5/10/2005 3:04:21 PM

--- In tuning-math@yahoogroups.com, "Paul G Hjelmstad"
<paul.hjelmstad@m...> wrote:
> My understanding is that a 7-limit temperament family with one comma
> (say 36/35) is a planar temperament. Per my discussions with the other
> Paul, one can use determinants to find three temperaments that
> determine this plane.

Perhaps you mean "find three generators".

> (Or perhaps its going from the three
> temperaments, to the comma). Could someone kindly show me the math for
> taking three temperaments,

"taking three generators"

> in the 7-limit, that would generate a single
> comma, or even better, how to take 36/35 and get some temperament
> values.

"and get some generator values".

> I'm also open to learning more about 7-limit linear temperaments with
> two commas or more.
>
> Paul Hjelmstad

🔗Dave Keenan <d.keenan@bigpond.net.au>

5/10/2005 3:37:13 PM

> from this; probably the easiest method to manage is rms, since you
> can
> > use least squares. If Excel can deal with linear programming, you
> can
> > also find minimax readily enough.

One doesn't need linear programming to find minimax. One can get close
enough for all practical purposes by numerically minimising the sum of
a large even power of the errors.

Excel has a general-purpose numerical solver. You use ordinary
formulas to calculate the quantity to be minimised in one cell and you
tell the solver which other cells it is allowed to change, i.e. the
generators, in order to try to minimise this cell.

You may have to start off with a small even power, say the 2nd (which
will give the RMS optimum), to avoid IEEE-floating-point overflow, and
then when this is solved you can increase the power (to say the 10th
then 20th) and re-solve until the decimal places you care about no
longer change.

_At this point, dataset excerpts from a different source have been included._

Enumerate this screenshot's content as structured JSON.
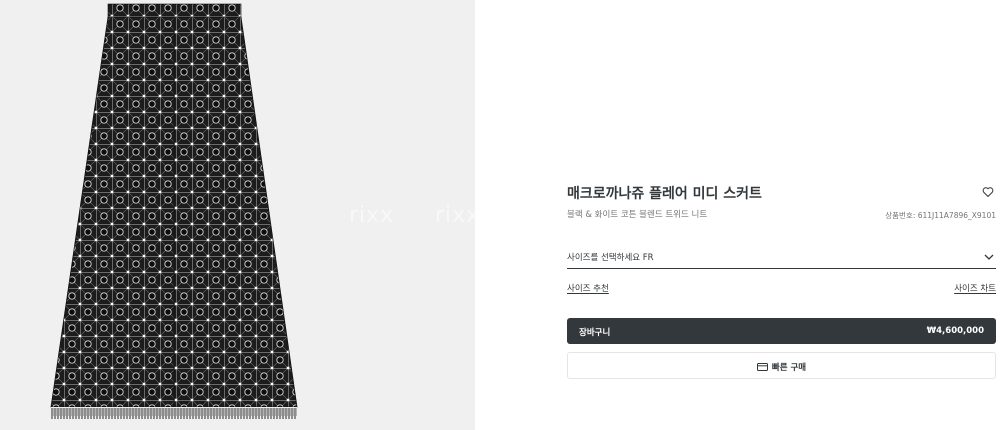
{
  "gallery": {
    "image_alt": "매크로까나쥬 플레어 미디 스커트 product image",
    "watermarks": [
      "rixx",
      "rixx",
      "rixx"
    ]
  },
  "product": {
    "title": "매크로까나쥬 플레어 미디 스커트",
    "subtitle": "블랙 & 화이트 코튼 블렌드 트위드 니트",
    "reference": "상품번호: 611J11A7896_X9101",
    "wishlist_icon": "heart-icon"
  },
  "size": {
    "select_label": "사이즈를 선택하세요 FR",
    "chevron_icon": "chevron-down-icon",
    "advisor_link": "사이즈 추천",
    "chart_link": "사이즈 차트"
  },
  "actions": {
    "cart_label": "장바구니",
    "price": "₩4,600,000",
    "quick_buy_label": "빠른 구매",
    "quick_buy_icon": "credit-card-icon"
  },
  "colors": {
    "primary": "#33383c",
    "gallery_bg": "#f0f0f0",
    "muted_text": "#757575"
  }
}
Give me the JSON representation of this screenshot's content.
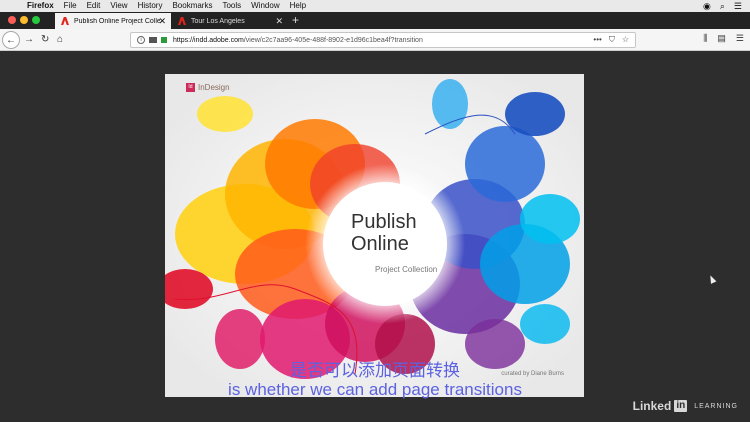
{
  "menubar": {
    "app": "Firefox",
    "items": [
      "File",
      "Edit",
      "View",
      "History",
      "Bookmarks",
      "Tools",
      "Window",
      "Help"
    ],
    "icons": [
      "circle-icon",
      "search-icon",
      "list-icon"
    ]
  },
  "tabs": [
    {
      "title": "Publish Online Project Collectio",
      "active": true
    },
    {
      "title": "Tour Los Angeles",
      "active": false
    }
  ],
  "navbar": {
    "url_host": "https://indd.adobe.com",
    "url_path": "/view/c2c7aa96-405e-488f-8902-e1d96c1bea4f?transition"
  },
  "slide": {
    "logo_mark": "Id",
    "logo_text": "InDesign",
    "title_line1": "Publish",
    "title_line2": "Online",
    "subtitle": "Project Collection",
    "credit": "curated by Diane Burns"
  },
  "subtitles": {
    "chinese": "是否可以添加页面转换",
    "english": "is whether we can add page transitions"
  },
  "watermark": {
    "brand_a": "Linked",
    "brand_b": "in",
    "suffix": "LEARNING"
  },
  "colors": {
    "subtitle": "#5c62e0",
    "lock_green": "#2a9a3a"
  }
}
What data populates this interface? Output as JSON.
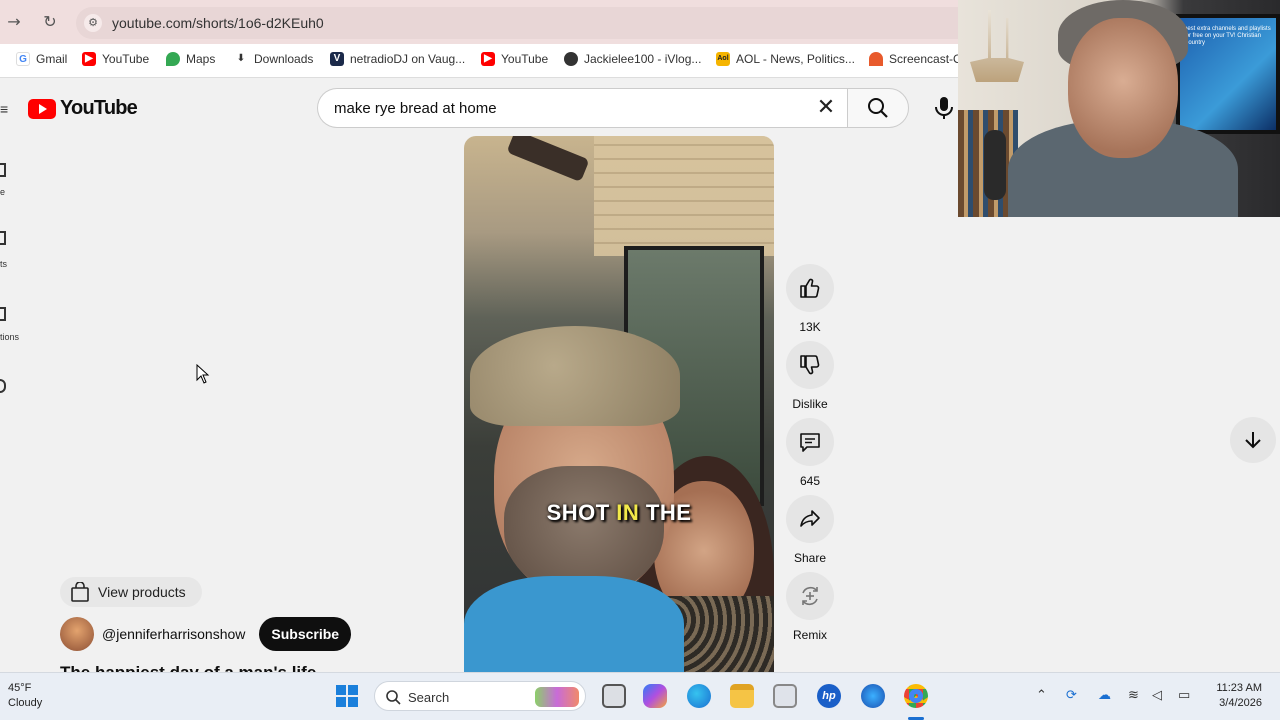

This will be the minimax.

TOP is just minimax with the error in each prime multiplied by the log
of that prime before being raised to the large even power and added
together, and with all three generators (including the octave) being
allowed to change.

-- Dave

🔗Dave Keenan <d.keenan@bigpond.net.au>

5/10/2005 4:28:14 PM

Oops!

That should have been

"TOP is just minimax with the error in each prime DIVIDED by the log
of that prime before being raised to the large even power and added
together, and with all three generators (including the octave) being
allowed to change."

-- Dave

🔗Gene Ward Smith <gwsmith@svpal.org>

5/10/2005 6:50:41 PM

--- In tuning-math@yahoogroups.com, "Paul G Hjelmstad"
<paul.hjelmstad@m...> wrote:
wrote:

> > 36/35 is relatively easy to handle in that 2, 3, and 5 can be
taken
> as
> > generators, and 7*(35/35) = 36/5 for the 7. This gives us the
> mapping
> > as [<1 0 0 2|, <0 1 0 2|, <0 0 1 -1|], and tunings can be
optimized
>
> QUESTION: So these are vals for 2 3 and 5? What do 2, 2 and -1
> represent in the 7-slot?

2^2 3^2 5^(-1) = 36/5 ~ 7.

🔗Paul G Hjelmstad <paul.hjelmstad@medtronic.com>

5/11/2005 7:34:35 AM

--- In tuning-math@yahoogroups.com, "Dave Keenan" <d.keenan@b...>
wrote:
> --- In tuning-math@yahoogroups.com, "Paul G Hjelmstad"
> <paul.hjelmstad@m...> wrote:
> > My understanding is that a 7-limit temperament family with one
comma
> > (say 36/35) is a planar temperament. Per my discussions with the
other
> > Paul, one can use determinants to find three temperaments that
> > determine this plane.
>
> Perhaps you mean "find three generators".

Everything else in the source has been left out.